日本の環境に合った住まいとは、夏を旨としてつくられていること。南側に下屋やバルコニーを設けることで光をコントロールし、必要なときに日影を生む。
特に座ってくつろぐ場所に高さは不要であり、落ち着く空間とは大概のものが目線以下にある。すなわち「重心」が低い。 天井高をほど良く抑えた空間は、気持ちがやわらぐ。
「スケール感が良い」とは、その空間(もしくはそのものの大きさ)が大きすぎず小さすぎず、丁度良いことをいう。 それは人それぞれなようで、実は同じであったりする。そしてそれは、案外小さい。
手に触れる部分の素材が、木であったり土であったり、あるいは石や鉄であることは、その質感を視覚以外にも楽しむことができる。 それはたとえ実際に触れなくても、五感に訴えてくる。
人は人が作り出すものに感動を覚える。職人が丹精込めてつくった空間は、簡素ながらも、どこか温もりを感じる。 つくり手の顔が見える建築は住まい手に安心をもたらし、経年とともに愛着が増す。

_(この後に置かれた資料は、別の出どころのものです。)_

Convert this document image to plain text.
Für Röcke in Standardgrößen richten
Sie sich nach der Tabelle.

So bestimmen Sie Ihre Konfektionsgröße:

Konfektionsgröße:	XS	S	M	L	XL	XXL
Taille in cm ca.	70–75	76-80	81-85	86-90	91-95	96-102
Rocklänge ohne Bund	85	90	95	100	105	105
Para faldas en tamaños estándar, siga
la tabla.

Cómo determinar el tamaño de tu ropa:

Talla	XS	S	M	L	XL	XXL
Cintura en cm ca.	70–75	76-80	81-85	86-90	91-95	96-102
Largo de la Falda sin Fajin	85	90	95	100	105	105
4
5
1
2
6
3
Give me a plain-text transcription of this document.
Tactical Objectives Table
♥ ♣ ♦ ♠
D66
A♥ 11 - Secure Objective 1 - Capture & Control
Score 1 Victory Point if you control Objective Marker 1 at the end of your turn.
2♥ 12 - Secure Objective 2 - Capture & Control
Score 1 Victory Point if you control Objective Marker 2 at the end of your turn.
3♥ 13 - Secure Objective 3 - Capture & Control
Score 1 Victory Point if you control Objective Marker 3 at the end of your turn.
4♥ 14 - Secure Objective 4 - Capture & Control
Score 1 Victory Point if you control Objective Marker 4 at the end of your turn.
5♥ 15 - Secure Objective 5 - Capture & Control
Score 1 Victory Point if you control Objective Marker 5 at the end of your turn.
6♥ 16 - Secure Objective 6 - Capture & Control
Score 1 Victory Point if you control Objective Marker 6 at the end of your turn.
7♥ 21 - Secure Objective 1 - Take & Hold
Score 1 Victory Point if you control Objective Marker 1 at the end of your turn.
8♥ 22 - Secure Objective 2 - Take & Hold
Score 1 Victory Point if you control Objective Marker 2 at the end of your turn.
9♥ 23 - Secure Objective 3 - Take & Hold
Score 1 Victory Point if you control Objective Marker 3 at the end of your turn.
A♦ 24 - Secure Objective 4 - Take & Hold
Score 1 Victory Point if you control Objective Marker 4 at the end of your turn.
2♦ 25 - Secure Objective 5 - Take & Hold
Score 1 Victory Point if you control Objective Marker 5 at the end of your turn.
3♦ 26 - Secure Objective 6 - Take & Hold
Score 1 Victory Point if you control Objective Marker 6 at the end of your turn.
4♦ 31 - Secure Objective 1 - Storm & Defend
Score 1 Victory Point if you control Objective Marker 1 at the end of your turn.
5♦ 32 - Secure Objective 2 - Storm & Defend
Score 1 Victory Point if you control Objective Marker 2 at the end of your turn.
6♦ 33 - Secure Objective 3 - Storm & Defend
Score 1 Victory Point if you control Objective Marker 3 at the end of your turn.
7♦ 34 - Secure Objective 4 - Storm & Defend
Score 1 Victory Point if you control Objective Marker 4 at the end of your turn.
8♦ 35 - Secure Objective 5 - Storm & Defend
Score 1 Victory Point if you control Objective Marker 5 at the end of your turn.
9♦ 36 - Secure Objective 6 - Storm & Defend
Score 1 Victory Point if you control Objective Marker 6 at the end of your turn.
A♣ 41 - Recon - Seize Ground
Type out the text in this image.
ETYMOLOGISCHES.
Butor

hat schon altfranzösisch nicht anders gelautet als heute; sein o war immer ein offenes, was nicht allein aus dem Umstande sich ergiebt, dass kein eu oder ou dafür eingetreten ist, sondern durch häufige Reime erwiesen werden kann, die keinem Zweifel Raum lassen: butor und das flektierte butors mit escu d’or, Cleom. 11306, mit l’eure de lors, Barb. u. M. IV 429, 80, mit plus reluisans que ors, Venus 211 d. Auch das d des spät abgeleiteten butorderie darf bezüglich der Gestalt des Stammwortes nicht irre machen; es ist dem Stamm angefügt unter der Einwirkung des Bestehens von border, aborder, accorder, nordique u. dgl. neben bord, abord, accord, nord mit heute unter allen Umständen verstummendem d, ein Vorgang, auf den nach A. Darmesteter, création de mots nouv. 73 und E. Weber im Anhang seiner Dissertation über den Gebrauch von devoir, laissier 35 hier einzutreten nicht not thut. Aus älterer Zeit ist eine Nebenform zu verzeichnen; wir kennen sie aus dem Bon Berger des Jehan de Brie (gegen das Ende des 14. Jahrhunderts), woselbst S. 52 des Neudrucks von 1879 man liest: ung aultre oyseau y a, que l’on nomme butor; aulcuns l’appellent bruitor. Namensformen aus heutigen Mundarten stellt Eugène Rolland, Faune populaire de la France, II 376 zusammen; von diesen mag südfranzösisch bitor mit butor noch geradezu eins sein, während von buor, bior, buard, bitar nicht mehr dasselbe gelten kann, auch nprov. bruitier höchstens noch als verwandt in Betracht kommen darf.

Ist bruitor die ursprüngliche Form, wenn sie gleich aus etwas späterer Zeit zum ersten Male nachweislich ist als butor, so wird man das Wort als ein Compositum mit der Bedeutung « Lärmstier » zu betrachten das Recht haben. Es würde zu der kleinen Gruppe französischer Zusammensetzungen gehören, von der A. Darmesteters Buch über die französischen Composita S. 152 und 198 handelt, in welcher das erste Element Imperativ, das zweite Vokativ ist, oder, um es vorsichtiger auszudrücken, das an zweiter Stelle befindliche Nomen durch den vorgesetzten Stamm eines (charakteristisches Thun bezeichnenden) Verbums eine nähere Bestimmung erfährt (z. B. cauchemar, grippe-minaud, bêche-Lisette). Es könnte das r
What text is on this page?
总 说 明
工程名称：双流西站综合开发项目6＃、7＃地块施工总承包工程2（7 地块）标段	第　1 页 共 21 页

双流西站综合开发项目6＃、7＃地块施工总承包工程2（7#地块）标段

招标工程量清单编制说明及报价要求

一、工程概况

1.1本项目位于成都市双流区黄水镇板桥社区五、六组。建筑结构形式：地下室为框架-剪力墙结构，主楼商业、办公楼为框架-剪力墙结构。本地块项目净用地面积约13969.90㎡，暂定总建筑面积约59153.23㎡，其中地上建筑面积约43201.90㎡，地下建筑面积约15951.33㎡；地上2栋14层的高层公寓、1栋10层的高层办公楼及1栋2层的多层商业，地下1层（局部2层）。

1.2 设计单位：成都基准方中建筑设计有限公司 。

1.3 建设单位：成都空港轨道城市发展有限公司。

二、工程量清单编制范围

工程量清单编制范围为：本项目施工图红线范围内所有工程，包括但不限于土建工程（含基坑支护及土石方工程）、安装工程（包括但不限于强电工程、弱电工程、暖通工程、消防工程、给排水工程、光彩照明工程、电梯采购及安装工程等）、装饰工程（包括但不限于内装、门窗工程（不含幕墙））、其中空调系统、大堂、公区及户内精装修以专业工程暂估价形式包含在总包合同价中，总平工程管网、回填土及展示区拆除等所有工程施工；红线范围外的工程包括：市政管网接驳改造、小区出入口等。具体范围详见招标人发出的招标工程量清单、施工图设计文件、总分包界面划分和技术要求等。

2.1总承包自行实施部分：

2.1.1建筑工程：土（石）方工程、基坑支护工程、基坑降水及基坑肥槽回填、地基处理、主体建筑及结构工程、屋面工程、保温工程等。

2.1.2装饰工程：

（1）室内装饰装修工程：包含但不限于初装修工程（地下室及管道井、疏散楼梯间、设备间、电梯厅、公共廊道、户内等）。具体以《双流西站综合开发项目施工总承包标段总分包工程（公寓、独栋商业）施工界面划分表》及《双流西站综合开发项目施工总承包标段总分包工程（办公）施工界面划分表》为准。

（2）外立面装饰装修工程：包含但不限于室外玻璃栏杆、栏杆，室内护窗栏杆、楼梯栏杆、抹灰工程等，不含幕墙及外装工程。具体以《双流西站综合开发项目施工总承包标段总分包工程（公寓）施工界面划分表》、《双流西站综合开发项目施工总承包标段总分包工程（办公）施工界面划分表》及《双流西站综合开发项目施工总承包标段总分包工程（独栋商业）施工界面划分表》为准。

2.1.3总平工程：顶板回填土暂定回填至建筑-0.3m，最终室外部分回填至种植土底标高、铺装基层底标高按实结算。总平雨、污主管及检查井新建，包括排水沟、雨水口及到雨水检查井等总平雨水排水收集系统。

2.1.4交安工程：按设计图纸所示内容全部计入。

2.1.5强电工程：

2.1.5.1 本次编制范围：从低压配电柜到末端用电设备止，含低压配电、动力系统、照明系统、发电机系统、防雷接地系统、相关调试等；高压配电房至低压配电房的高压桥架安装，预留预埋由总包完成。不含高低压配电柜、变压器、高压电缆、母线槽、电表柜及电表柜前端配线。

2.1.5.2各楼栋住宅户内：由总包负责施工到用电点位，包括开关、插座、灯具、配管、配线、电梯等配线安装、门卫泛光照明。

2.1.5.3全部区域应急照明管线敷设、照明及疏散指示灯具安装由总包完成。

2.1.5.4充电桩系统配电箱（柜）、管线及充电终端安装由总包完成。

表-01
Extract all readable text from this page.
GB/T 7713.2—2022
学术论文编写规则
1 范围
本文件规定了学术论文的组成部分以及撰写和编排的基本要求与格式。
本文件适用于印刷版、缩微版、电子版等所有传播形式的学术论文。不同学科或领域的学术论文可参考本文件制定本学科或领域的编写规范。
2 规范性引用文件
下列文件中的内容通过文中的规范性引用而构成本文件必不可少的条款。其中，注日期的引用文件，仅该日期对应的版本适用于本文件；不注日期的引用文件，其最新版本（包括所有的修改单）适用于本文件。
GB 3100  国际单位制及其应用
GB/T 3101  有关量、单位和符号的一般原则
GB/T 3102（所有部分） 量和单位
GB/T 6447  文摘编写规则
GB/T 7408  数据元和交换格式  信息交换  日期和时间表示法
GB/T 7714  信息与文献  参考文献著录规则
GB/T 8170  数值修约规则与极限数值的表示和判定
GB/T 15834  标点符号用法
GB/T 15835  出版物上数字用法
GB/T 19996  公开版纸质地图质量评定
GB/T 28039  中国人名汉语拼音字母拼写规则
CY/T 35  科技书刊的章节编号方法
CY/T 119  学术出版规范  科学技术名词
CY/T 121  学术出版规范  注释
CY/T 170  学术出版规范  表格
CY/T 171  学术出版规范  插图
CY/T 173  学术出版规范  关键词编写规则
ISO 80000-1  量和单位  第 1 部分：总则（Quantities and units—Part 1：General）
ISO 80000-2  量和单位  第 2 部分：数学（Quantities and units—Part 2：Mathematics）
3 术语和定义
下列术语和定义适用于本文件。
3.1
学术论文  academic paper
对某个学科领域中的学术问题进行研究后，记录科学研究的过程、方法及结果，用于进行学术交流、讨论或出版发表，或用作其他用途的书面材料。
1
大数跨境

手や足でふれ、日に焼けて、時間とともに変化する自然素材を多くつかった家は、そこに住む人と共に時を刻み、美しく古びて味になる。
日本に現存する木造建築には共通している点があります。それは軒が十分に出ていること。深い軒は風雨から建物を守り、劣化を抑制します。
傷んだ部分を修繕することで、繰り返す季節と上手に過ごしてきました。
現代ではあまり見られなくなった下屋ですが、日本の原風景を想わせる意匠をもち、水平に伸びた軒のラインは外観を美しくみせてくれます。
また、夏の暑さを抑え、冬の暖かさを取り込むという四季のある日本にあった機能的な屋根なのです。
外壁や窓に直接、夏の日差しが当たらないので、室温の上昇を抑制します。
冬場は、日射角度が低いので日差しを遮ることはなく、室内に取り込みます。
夏場は木陰のように涼んだり、冬場は日向ぼっこをしたり。屋根があるので、自転車置き場や物干し場としても有効活用できます。
ちょっと物を取りに行くときや屋外を掃除するときも身体が濡れることなくできます。
木かげの家は、基本の天井高を2,300mmとした、落ち着く空間となっています。天井の高さを抑えることで窓の開口部は天井に近くなり、自然光が部屋に回りやすくなります。
また、1階と2階の距離を縮めることで、上下階の移動が楽になります。
外観は重心の低い美しい建物となり、環境に溶け込みます。